Looking at their Analytics screenshot for that traffic, I see that "new visits" was just 5.42%, compared to a site average of 43.58%.
Given how unspecific the search term is, I can only assume that's because 94.58% of that traffic wasn't actually organic traffic, but was SEOmoz staff + people they talked to clicking on it.
I've noticed the same thing with reedit and my site. I've had a blog post on evolution rank in google for evolution related searches because it got to the top of the atheism subreddit. The organic traffic trailed off pretty quickly though.
Time will tell if it's temporary. The thing is when content gets a lot of retweets, it means it's probably pretty link-worthy. So the tweets could have given it an initial bump, but then traditional backlinks could keep the rankings high.
I wonder what Google will do in the future to curb this from happening as they seem to crack down on everything and anything they think inflates ratings..
Good question - I wonder what the default breakdown of public vs. private shares for FB users are and how SERPs are weighting FB shares vs. tweets/retweets. Does anyone know what percentage of content on FB gets indexed?
I brought this up with the founder of SEOMoz during the follow-up to an interview last night when I noticed one of my sites doing exactly the same thing -- http://bit.ly/f5iFvV -- and it's really got me perplexed.
What's happening, I think, is that different social sources are providing Google Juice with different decay rates. Which sources have which rates? Your guess is as good as anybody else's. Ugh.
I wonder how complicated the entire business of figuring out how to tell people about your startup or your web article is going to get? The trajectory isn't looking too good.
I think it is more likely that a sudden twitter storm on a tail keyword triggers Query Deserves Freshness.
Example: there currently exists a bishop who will be the next pope. His web profile today is substantially smaller than BCC's, and is likely dominated by 200 word wiki articles, a page at his diocese, and perhaps some Time Magaxine profile from when there was speculation as to who would follow JP2.
His Holiness will eventually pass away, which is going to ignite an immediate Worldwide News Event that will cause query volumes for the top ten candidates to skyrocket. Google wants to return fresh results for those (e.g. not the pages currently ranking). Using Twitter to trigger QDF gets that hours before the link graph will reflect the new speculation articles' popularity, without requiring manual intervention.

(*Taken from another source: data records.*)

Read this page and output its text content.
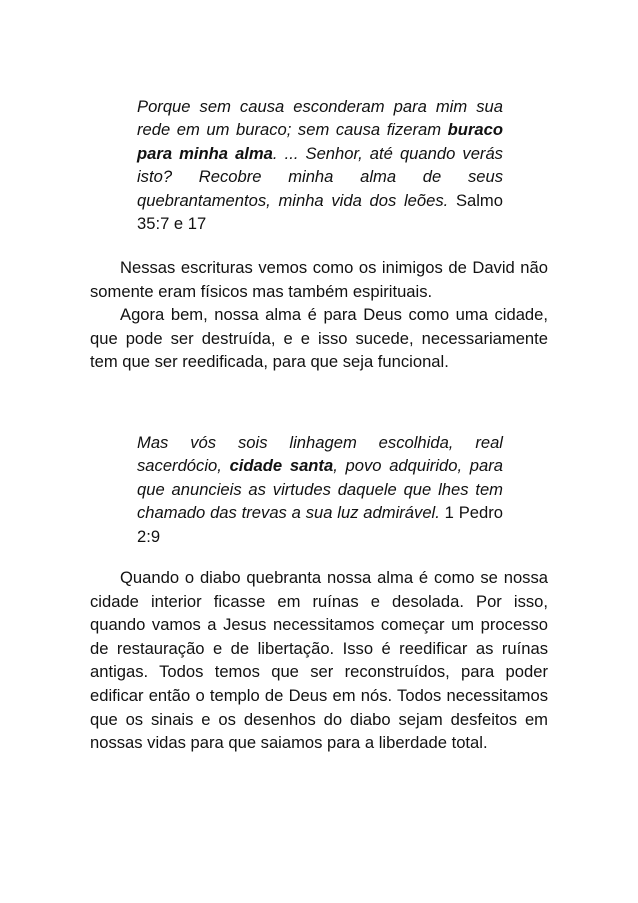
Porque sem causa esconderam para mim sua rede em um buraco; sem causa fizeram buraco para minha alma. ... Senhor, até quando verás isto? Recobre minha alma de seus quebrantamentos, minha vida dos leões. Salmo 35:7 e 17

Nessas escrituras vemos como os inimigos de David não somente eram físicos mas também espirituais.

Agora bem, nossa alma é para Deus como uma cidade, que pode ser destruída, e e isso sucede, necessariamente tem que ser reedificada, para que seja funcional.

Mas vós sois linhagem escolhida, real sacerdócio, cidade santa, povo adquirido, para que anuncieis as virtudes daquele que lhes tem chamado das trevas a sua luz admirável. 1 Pedro 2:9

Quando o diabo quebranta nossa alma é como se nossa cidade interior ficasse em ruínas e desolada. Por isso, quando vamos a Jesus necessitamos começar um processo de restauração e de libertação. Isso é reedificar as ruínas antigas. Todos temos que ser reconstruídos, para poder edificar então o templo de Deus em nós. Todos necessitamos que os sinais e os desenhos do diabo sejam desfeitos em nossas vidas para que saiamos para a liberdade total.
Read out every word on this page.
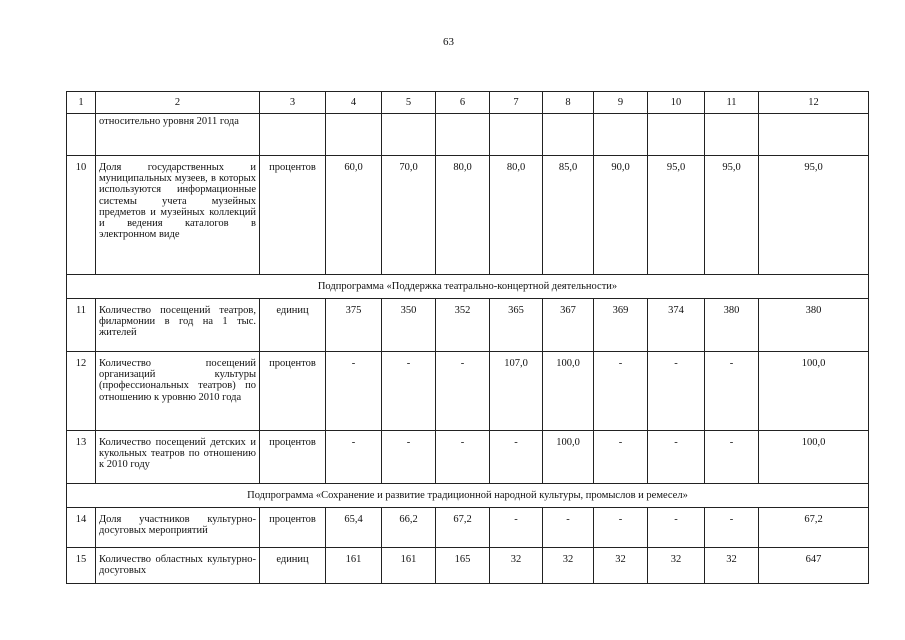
63
1	2	3	4	5	6	7	8	9	10	11	12
	относительно уровня 2011 года										
10	Доля государственных и муниципальных музеев, в которых используются информационные системы учета музейных предметов и музейных коллекций и ведения каталогов в электронном виде	процентов	60,0	70,0	80,0	80,0	85,0	90,0	95,0	95,0	95,0
Подпрограмма «Поддержка театрально-концертной деятельности»											
11	Количество посещений театров, филармонии в год на 1 тыс. жителей	единиц	375	350	352	365	367	369	374	380	380
12	Количество посещений организаций культуры (профессиональных театров) по отношению к уровню 2010 года	процентов	-	-	-	107,0	100,0	-	-	-	100,0
13	Количество посещений детских и кукольных театров по отношению к 2010 году	процентов	-	-	-	-	100,0	-	-	-	100,0
Подпрограмма «Сохранение и развитие традиционной народной культуры, промыслов и ремесел»											
14	Доля участников культурно-досуговых мероприятий	процентов	65,4	66,2	67,2	-	-	-	-	-	67,2
15	Количество областных культурно-досуговых	единиц	161	161	165	32	32	32	32	32	647
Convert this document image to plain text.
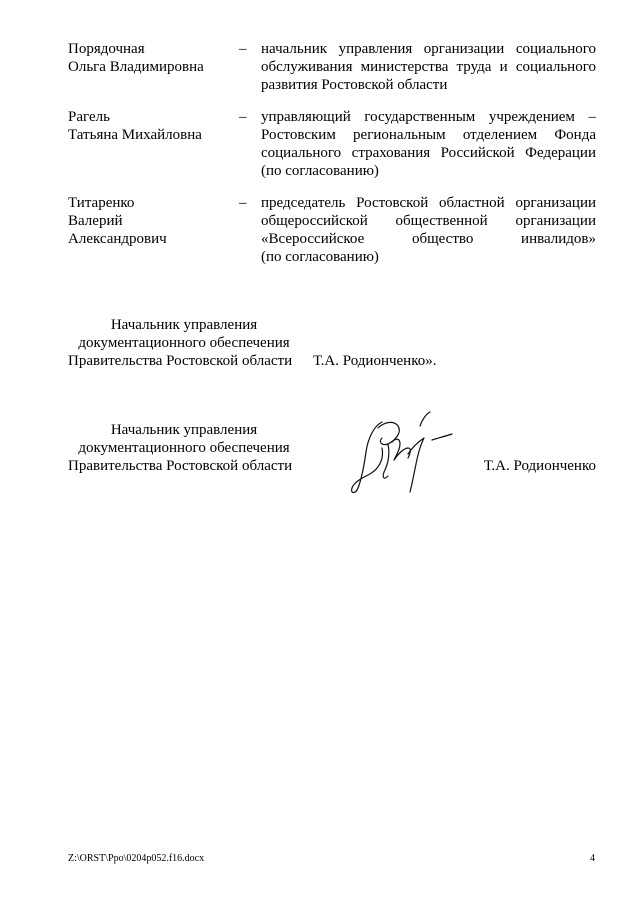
Порядочная
Ольга Владимировна
– начальник управления организации социального
обслуживания министерства труда и социального
развития Ростовской области
Рагель
Татьяна Михайловна
– управляющий государственным учреждением –
Ростовским региональным отделением Фонда
социального страхования Российской Федерации
(по согласованию)
Титаренко
Валерий
Александрович
– председатель Ростовской областной организации
общероссийской общественной организации
«Всероссийское общество инвалидов»
(по согласованию)
Начальник управления
документационного обеспечения
Правительства Ростовской области	Т.А. Родионченко».
Начальник управления
документационного обеспечения
Правительства Ростовской области	Т.А. Родионченко
Z:\ORST\Ppo\0204p052.f16.docx	4
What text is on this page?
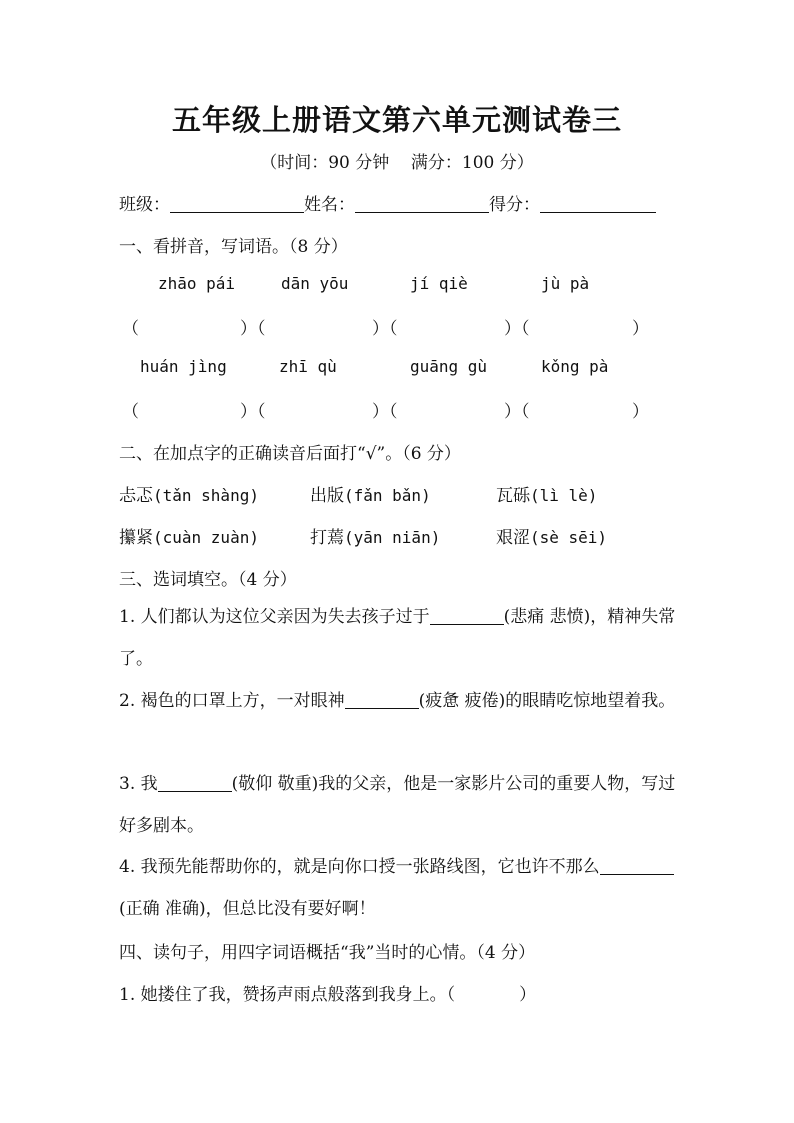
五年级上册语文第六单元测试卷三
（时间：90 分钟    满分：100 分）
班级：	姓名：	得分：
一、看拼音，写词语。（8 分）
zhāo pái	dān yōu	jí qiè	jù pà
（	）（	）（	）（	）
huán jìng	zhī qù	guāng gù	kǒng pà
（	）（	）（	）（	）
二、在加点字的正确读音后面打“√”。（6 分）
忐忑(tǎn shàng)	出版(fǎn bǎn)	瓦砾(lì lè)
攥紧(cuàn zuàn)	打蔫(yān niān)	艰涩(sè sēi)
三、选词填空。（4 分）
1. 人们都认为这位父亲因为失去孩子过于	(悲痛 悲愤)，精神失常了。
2. 褐色的口罩上方，一对眼神	(疲惫 疲倦)的眼睛吃惊地望着我。
3. 我	(敬仰 敬重)我的父亲，他是一家影片公司的重要人物，写过好多剧本。
4. 我预先能帮助你的，就是向你口授一张路线图，它也许不那么(正确 准确)，但总比没有要好啊！
四、读句子，用四字词语概括“我”当时的心情。（4 分）
1. 她搂住了我，赞扬声雨点般落到我身上。（	）
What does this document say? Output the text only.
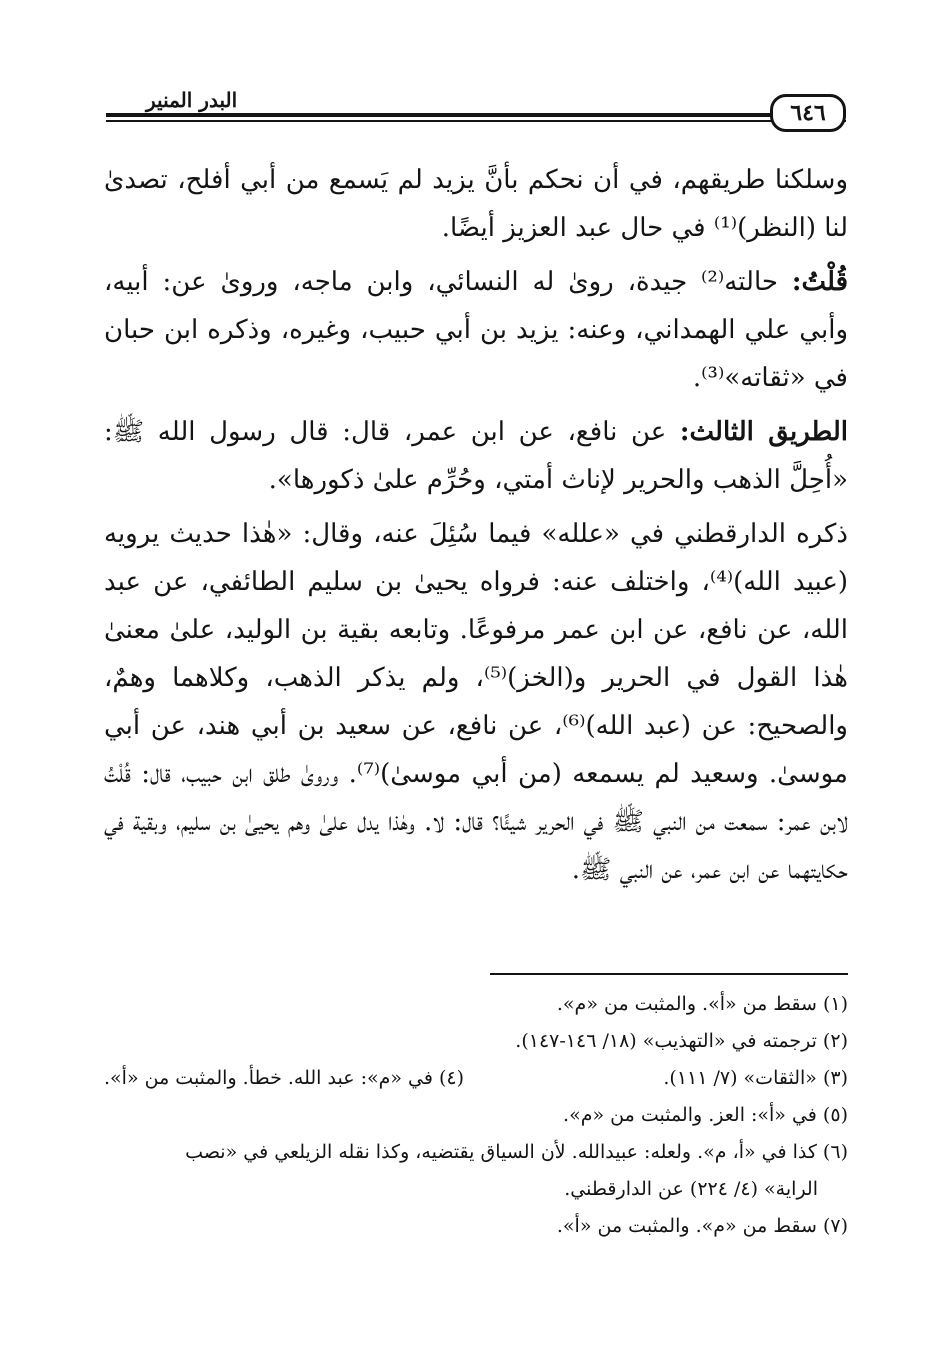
٦٤٦
البدر المنير

وسلكنا طريقهم، في أن نحكم بأنَّ يزيد لم يَسمع من أبي أفلح، تصدىٰ لنا (النظر)⁽¹⁾ في حال عبد العزيز أيضًا.

قُلْتُ: حالته⁽²⁾ جيدة، رویٰ له النسائي، وابن ماجه، ورویٰ عن: أبيه، وأبي علي الهمداني، وعنه: يزيد بن أبي حبيب، وغيره، وذكره ابن حبان في «ثقاته»⁽³⁾.

الطريق الثالث: عن نافع، عن ابن عمر، قال: قال رسول الله ﷺ: «أُحِلَّ الذهب والحرير لإناث أمتي، وحُرِّم علىٰ ذكورها».

ذكره الدارقطني في «علله» فيما سُئِلَ عنه، وقال: «هٰذا حديث يرويه (عبيد الله)⁽⁴⁾، واختلف عنه: فرواه يحيىٰ بن سليم الطائفي، عن عبد الله، عن نافع، عن ابن عمر مرفوعًا. وتابعه بقية بن الوليد، علىٰ معنىٰ هٰذا القول في الحرير و(الخز)⁽⁵⁾، ولم يذكر الذهب، وكلاهما وهمٌ، والصحيح: عن (عبد الله)⁽⁶⁾، عن نافع، عن سعيد بن أبي هند، عن أبي موسىٰ. وسعيد لم يسمعه (من أبي موسىٰ)⁽⁷⁾. ورویٰ طلق ابن حبيب، قال: قُلْتُ لابن عمر: سمعت من النبي ﷺ في الحرير شيئًا؟ قال: لا. وهٰذا يدل علىٰ وهم يحيىٰ بن سليم، وبقية في حكايتهما عن ابن عمر، عن النبي ﷺ.

(١) سقط من «أ». والمثبت من «م».

(٢) ترجمته في «التهذيب» (١٨/ ١٤٦-١٤٧).

(٣) «الثقات» (٧/ ١١١).

(٤) في «م»: عبد الله. خطأ. والمثبت من «أ».

(٥) في «أ»: العز. والمثبت من «م».

(٦) كذا في «أ، م». ولعله: عبيدالله. لأن السياق يقتضيه، وكذا نقله الزيلعي في «نصب

الراية» (٤/ ٢٢٤) عن الدارقطني.

(٧) سقط من «م». والمثبت من «أ».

This is, of douse, just one signal. Google News feeds, the query spikes, and sudden radical increased appearance of branded terms on trusted pages all point to the conclusion.
Yeah I thought about QDF, and I sincerely hope you are correct. I could swear that things like links from HN are showing the same decay thing, though, just at a different speed. There have been a couple of sites that I started from scratch and only posted over here -- they showed the same kind of peak/falloff.
Of course, it's not an either-or situation. Both could be true.
So far only a week has passed and we seem to have settled into the #12 spot. But it will be really interesting to see if the ranking sticks around. Sadly with this case study being dropped into our laps we weren't set up to run it as a test and only have "after effect" data to go off of.
I have done this before, to maintain and improve the ranking get a few backlinks that match the phrase you have already now on Google. I have launched about 15 websites this way and keep good rankings. Google sees the initial feedback from the social sites, lists your site, but it will keep falling if you don't get some matching backlinks pronto. If you type into Google cheap social marketing I have the first site, I used these techniques to get listed and rank the site. However, what I am offering is overly complex and I don't believe people understand the value of knowing Google's trigger points, when they notice the social attention, when other sites start taking the twitter/etc posts and adding them to "social conversation" websites, etc. All of this feeds back into your organic ranking as long as it is relevant.
Given how unspecific the search term is, I can only assume that's because 94.58% of that traffic wasn't actually organic traffic, but was SEOmoz staff + people they talked to clicking on it.